We examined the temporal association of county-level Social Vulnerability Index (SVI), a percentile-based measure of social vulnerability to disasters, its subcomponents and race/ethnic composition with COVID-19 incidence and mortality in the USA in the year starting in March 2020.
Counties (n=3091) with ≥50 COVID-19 cases by 6 March 2021 were included in the study. Associations between SVI (and its subcomponents) and county-level racial composition with incidence and death per capita were assessed by fitting a negative-binomial mixed-effects model. This model was also used to examine potential time-varying associations between weekly number of cases/deaths and SVI or racial composition. Data were adjusted for percentage of population aged ≥65 years, state-level testing rate, comorbidities using the average Hierarchical Condition Category score, and environmental factors including average fine particulate matter of diameter ≥2.5 μm, temperature and precipitation.

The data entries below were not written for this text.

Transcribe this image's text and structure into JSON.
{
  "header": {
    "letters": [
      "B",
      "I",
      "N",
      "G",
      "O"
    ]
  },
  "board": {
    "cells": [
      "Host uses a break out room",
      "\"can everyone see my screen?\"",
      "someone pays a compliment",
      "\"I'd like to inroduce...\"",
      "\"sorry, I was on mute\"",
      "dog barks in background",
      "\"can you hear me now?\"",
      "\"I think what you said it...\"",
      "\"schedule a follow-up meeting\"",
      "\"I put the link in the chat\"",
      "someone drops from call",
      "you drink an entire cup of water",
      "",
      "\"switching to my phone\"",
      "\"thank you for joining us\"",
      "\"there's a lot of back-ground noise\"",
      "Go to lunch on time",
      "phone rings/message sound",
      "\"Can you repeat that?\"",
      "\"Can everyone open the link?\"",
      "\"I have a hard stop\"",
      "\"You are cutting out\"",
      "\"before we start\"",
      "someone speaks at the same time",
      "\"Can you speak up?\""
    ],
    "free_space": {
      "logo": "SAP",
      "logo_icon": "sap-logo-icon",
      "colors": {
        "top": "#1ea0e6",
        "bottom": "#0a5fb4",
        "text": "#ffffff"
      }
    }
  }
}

Higher SVI, indicative of greater social vulnerability, was independently associated with higher COVID-19 incidence (adjusted incidence rate ratio per 10 percentile increase: 1.02, 95% CI 1.02 to 1.03, p<0.001) and death per capita (1.04, 95% CI 1.04 to 1.05, p<0.001). SVI became an independent predictor of incidence starting from March 2020, but this association became weak or insignificant by the winter, a period that coincided with a sharp increase in infection rates and mortality, and when counties with higher proportion of white residents were disproportionately represented ('third wave'). By spring of 2021, SVI was again a predictor of COVID-19 outcomes. Counties with greater proportion of black residents also observed similar temporal trends in COVID-19-related adverse outcomes. Counties with greater proportion of Hispanic residents had worse outcomes throughout the duration of the analysis.
Except for the winter 'third wave', when majority of the white communities had the highest incidence of cases, counties with greater social vulnerability and proportionately higher minority populations experienced worse COVID-19 outcomes.